Metallpulverkonzern

Rakete made in Laufenburg

David Rutschmann

Von David Rutschmann

Fr, 18. September 2020 um 16:34 Uhr

Laufenburg

Die Firma Höganäs weiht ihre neue Verdüsungsanlage ein, die Metallpulver für 3-D-Drucke produziert.

Der Metallpulverkonzern Höganäs hat in Laufenburg seine neue Verdüsungsanlage in Betrieb genommen. Mit der Millioneninvestition soll die Qualität des produzierten Metallpulvers steigen. Das Werk in Laufenburg, in dem 260 Mitarbeiter beschäftigt sind, soll damit konkurrenzfähiger werden.

Streng geheim

Selbst als Laie darf man von der Maschine beeindruckt sein. Sie füllt eine Ecke einer eigens angefertigten Halle aus. Zwei große blaue Silos werden von Stahlträgern umringt, überall führen Rohre entlang. Wer die Treppen zur obersten Plattform erklimmt, kann von oben in das "Silo" hineinsehen. Daneben findet sich eine Leitwarte, von der aus die Produktion gesteuert und beobachtet wird. Diese Beschreibung muss zur Visualisierung ausreichen, denn Höganäs erlaubt keine Fotos der neuen Verdüsungsanlage. Was für Laien höchstens wie ein komplexer Klotz Technik aussieht, könnte dem geschulten Auge schon zu viel verraten. Welcher Zulieferer die Anlage gebaut hat, für welche Kunden produziert wird, die genauen Produktionskosten – das alles will Höganäs nicht in der Zeitung lesen. Zu groß ist die Angst, die Konkurrenz könnte nachbauen. Denn in Rhina ist ein Unikat entstanden. Diese Vorsicht darf so verstanden werden, dass der Standort Laufenburg mit dem Millionenprojekt bedeutend konkurrenzfähiger geworden ist.

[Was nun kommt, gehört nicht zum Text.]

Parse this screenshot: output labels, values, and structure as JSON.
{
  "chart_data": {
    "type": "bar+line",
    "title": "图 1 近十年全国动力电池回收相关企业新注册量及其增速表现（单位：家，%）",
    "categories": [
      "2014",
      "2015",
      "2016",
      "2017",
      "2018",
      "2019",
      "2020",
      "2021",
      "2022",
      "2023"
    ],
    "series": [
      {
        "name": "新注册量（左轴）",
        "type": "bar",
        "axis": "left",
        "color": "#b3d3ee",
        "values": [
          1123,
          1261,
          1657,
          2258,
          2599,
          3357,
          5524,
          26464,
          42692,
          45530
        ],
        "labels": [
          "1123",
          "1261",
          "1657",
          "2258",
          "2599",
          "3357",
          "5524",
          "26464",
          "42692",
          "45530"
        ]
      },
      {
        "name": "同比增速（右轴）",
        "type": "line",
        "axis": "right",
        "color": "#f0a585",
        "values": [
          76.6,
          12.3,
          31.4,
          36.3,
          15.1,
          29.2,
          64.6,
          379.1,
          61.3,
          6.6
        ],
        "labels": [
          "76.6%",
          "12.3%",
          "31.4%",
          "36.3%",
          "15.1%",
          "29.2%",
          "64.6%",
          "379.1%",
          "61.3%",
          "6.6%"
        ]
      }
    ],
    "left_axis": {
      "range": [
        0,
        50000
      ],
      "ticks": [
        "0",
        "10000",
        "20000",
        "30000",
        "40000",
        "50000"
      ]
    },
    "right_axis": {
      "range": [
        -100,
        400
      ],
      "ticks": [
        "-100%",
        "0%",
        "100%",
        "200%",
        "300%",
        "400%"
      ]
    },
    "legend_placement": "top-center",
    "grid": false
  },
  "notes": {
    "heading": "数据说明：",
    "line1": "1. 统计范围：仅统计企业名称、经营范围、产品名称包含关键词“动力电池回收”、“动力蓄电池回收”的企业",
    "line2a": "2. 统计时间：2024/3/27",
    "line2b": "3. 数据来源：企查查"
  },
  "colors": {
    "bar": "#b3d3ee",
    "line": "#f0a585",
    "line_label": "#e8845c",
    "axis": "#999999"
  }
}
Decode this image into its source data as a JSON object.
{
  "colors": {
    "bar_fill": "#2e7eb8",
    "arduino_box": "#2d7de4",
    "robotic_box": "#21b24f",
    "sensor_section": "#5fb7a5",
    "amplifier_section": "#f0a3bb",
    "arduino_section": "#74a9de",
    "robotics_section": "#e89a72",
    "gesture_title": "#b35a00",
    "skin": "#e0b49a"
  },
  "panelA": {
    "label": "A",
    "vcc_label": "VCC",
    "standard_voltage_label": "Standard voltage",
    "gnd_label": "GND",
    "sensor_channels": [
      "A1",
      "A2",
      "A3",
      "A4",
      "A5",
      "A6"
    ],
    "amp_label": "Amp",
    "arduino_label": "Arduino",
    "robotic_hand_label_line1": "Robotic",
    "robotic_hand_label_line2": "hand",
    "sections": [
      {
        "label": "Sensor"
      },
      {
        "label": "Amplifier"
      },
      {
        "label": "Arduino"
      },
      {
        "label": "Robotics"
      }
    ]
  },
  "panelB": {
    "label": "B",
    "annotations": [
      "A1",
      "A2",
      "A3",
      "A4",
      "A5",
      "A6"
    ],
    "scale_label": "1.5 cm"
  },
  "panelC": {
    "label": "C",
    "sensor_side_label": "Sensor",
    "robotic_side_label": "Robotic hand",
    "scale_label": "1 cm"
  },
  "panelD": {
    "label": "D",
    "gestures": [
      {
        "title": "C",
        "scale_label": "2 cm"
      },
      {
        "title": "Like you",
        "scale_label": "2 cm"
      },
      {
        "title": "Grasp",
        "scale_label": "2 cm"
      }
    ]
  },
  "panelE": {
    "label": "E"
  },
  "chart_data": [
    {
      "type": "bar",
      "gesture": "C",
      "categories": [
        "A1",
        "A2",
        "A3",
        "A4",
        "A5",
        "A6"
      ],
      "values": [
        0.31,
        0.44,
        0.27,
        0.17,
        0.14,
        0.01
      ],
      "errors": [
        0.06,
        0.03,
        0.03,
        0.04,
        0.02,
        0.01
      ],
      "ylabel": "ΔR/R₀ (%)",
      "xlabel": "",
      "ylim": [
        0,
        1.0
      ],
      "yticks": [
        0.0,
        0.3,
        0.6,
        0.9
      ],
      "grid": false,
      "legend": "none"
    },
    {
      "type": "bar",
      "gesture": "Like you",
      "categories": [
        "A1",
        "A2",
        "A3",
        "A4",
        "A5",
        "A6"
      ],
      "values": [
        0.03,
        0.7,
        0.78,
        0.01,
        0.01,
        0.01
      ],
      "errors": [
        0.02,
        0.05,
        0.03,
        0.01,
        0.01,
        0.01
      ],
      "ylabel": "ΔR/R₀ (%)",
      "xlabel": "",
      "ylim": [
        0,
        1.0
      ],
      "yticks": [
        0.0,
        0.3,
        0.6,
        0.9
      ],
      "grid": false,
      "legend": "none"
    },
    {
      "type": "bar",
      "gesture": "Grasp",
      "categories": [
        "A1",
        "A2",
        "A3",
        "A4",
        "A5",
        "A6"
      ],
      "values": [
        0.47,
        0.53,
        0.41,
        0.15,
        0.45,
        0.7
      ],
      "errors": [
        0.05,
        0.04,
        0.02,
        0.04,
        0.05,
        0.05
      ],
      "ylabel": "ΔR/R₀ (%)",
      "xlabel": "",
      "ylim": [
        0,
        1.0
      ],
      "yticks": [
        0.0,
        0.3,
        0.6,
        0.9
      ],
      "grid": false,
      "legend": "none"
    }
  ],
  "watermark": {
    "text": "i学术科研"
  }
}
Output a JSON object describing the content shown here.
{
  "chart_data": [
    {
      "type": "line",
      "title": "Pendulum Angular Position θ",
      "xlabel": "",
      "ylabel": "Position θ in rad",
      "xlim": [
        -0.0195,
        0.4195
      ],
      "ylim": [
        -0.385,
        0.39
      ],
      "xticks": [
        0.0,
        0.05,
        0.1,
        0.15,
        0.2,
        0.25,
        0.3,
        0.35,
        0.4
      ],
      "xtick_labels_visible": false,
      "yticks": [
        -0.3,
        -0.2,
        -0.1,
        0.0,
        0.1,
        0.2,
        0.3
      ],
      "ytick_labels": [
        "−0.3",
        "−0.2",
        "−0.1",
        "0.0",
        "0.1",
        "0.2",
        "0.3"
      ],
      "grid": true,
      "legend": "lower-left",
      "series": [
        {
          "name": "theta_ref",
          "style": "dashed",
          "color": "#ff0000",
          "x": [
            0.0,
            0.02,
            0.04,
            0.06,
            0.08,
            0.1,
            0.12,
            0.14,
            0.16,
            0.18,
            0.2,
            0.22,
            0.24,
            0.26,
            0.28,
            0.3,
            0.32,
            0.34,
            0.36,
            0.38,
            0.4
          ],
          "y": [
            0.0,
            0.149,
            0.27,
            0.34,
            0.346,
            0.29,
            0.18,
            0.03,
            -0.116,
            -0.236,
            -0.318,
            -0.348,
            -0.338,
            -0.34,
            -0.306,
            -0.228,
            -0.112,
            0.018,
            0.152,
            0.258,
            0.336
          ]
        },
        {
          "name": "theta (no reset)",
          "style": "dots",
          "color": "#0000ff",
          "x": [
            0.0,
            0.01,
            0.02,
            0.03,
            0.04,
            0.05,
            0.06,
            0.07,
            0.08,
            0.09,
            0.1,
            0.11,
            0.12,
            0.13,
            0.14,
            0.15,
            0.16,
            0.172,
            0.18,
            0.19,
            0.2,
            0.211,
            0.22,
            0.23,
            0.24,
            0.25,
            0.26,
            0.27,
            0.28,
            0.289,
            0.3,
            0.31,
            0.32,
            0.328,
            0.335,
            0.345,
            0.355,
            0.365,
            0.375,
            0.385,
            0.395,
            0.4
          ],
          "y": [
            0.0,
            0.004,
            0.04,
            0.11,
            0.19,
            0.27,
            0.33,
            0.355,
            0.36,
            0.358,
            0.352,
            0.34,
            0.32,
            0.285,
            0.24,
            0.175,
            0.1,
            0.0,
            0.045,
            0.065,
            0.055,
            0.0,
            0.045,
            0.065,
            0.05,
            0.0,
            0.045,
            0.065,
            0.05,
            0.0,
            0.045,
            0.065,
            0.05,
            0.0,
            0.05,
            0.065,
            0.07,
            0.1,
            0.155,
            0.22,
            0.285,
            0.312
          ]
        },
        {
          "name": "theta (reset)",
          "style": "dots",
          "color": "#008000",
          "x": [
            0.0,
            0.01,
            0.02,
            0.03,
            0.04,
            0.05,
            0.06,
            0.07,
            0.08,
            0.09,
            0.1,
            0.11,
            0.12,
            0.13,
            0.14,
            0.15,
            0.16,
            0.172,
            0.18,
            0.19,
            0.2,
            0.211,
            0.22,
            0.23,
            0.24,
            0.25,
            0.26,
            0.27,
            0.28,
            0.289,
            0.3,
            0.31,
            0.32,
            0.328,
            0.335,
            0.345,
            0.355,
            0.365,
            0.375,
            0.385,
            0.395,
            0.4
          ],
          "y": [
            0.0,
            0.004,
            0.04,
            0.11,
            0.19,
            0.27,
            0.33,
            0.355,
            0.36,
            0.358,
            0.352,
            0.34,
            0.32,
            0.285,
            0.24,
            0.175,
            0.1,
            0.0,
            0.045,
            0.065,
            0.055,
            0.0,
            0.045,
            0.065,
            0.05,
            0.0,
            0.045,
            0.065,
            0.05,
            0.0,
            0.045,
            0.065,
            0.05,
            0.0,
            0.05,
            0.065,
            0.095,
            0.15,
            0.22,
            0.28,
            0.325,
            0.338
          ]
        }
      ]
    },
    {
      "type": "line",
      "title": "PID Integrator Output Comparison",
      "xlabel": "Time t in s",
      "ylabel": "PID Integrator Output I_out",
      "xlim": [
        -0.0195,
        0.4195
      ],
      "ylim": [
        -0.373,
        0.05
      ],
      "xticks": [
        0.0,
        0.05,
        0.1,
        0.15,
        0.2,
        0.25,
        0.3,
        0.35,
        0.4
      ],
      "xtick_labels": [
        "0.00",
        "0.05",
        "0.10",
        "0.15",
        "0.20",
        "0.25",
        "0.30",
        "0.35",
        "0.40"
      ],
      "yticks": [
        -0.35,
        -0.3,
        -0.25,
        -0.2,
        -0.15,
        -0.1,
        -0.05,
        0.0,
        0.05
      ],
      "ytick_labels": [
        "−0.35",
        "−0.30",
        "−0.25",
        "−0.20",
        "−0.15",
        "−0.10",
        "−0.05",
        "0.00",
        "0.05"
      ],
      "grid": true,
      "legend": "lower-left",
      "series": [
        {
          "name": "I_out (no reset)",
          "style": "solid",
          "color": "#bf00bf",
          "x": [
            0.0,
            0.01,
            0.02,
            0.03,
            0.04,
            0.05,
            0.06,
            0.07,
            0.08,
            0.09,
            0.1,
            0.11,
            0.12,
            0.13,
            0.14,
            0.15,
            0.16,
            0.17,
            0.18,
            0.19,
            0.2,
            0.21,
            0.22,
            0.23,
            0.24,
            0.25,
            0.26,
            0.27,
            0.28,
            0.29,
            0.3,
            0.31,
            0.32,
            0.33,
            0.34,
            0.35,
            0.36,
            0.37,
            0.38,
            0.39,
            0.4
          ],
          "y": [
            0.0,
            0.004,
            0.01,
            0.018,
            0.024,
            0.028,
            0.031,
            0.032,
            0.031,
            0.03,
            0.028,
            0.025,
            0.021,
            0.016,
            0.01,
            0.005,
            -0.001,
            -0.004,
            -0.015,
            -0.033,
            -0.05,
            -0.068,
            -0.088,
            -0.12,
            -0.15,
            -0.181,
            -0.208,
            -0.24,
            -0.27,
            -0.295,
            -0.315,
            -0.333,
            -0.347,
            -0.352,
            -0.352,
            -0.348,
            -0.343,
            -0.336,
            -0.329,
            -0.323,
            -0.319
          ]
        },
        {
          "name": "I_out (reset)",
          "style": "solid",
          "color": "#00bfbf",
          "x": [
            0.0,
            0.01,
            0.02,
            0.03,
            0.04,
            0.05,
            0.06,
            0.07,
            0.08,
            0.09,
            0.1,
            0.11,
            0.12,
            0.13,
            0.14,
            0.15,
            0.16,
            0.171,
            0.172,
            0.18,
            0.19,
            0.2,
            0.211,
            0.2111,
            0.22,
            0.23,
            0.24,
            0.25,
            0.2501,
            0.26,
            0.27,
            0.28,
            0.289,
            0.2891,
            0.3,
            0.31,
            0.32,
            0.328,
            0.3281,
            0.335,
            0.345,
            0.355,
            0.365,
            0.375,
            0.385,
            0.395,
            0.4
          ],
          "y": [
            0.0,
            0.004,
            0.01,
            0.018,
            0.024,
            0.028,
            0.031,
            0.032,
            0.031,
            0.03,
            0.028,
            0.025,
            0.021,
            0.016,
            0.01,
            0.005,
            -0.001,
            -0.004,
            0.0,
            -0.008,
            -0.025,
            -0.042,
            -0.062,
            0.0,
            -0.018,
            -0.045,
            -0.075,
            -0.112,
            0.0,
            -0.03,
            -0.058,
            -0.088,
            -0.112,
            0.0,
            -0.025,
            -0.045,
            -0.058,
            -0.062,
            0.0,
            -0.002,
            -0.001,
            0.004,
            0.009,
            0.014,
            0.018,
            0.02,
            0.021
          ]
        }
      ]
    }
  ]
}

In Laufenburg gilt Qualität "Made in Germany"

Der schwedische Konzern übernahm die Produktionsstätte 2018 von H. C. Starck Surface Technoly & Ceramic Powders. Höganäs ist Weltmarktführer in seiner Sparte: "Was in Laufenburg in einem Jahr produziert wird, produziert die Mutterfirma in Belgien in einem Tag und in Schweden in einer Stunde", sagt Produktionsleiter Daniel Reimann. Aber das sei Massenware. In Laufenburg gilt vielmehr das "Made in Germany"-Prinzip: Man will mit Qualität glänzen. Die neue Verdüsungsanlage soll das gewährleisten. Das Ziel ist klar: Neue Märkte erschließen, man denkt vor allem an die Luft- und Raumfahrtindustrie.

Triebwerke zeitsparend herstellen

Das Metallpulver, das in der Verdüsungsanlage hergestellt wird, wird für 3-D-Drucke verwendet. Dabei werden die Produkte am Computer designt. Beim eigentlichen Druck werden die Grundrisse mittels eines Lasers auf einer Schicht des Metallpulvers aufgetragen. Dieses schmilzt und erhärtet zu einer festen Metallschicht. Das wird Schicht für Schicht wiederholt, bis man ein fertiges Bauteil hat. Diese Produktionsweise ermöglicht es, komplizierte Teilprodukte, zum Beispiel Triebwerke, zeitsparend herzustellen. Bei einem Kunden soll die Produktionszeit durch 3-D-Druck von 14 Monaten auf drei Tage geschrumpft sein, so Anwendungstechniker Human Gherekhloo. Die neue Verdüsungsanlage produziert nun qualitativ hochwertigeres Metallpulver für dieses 3-D-Druckverfahren. Jahresleistung: 527 Tonnen Metallpulver.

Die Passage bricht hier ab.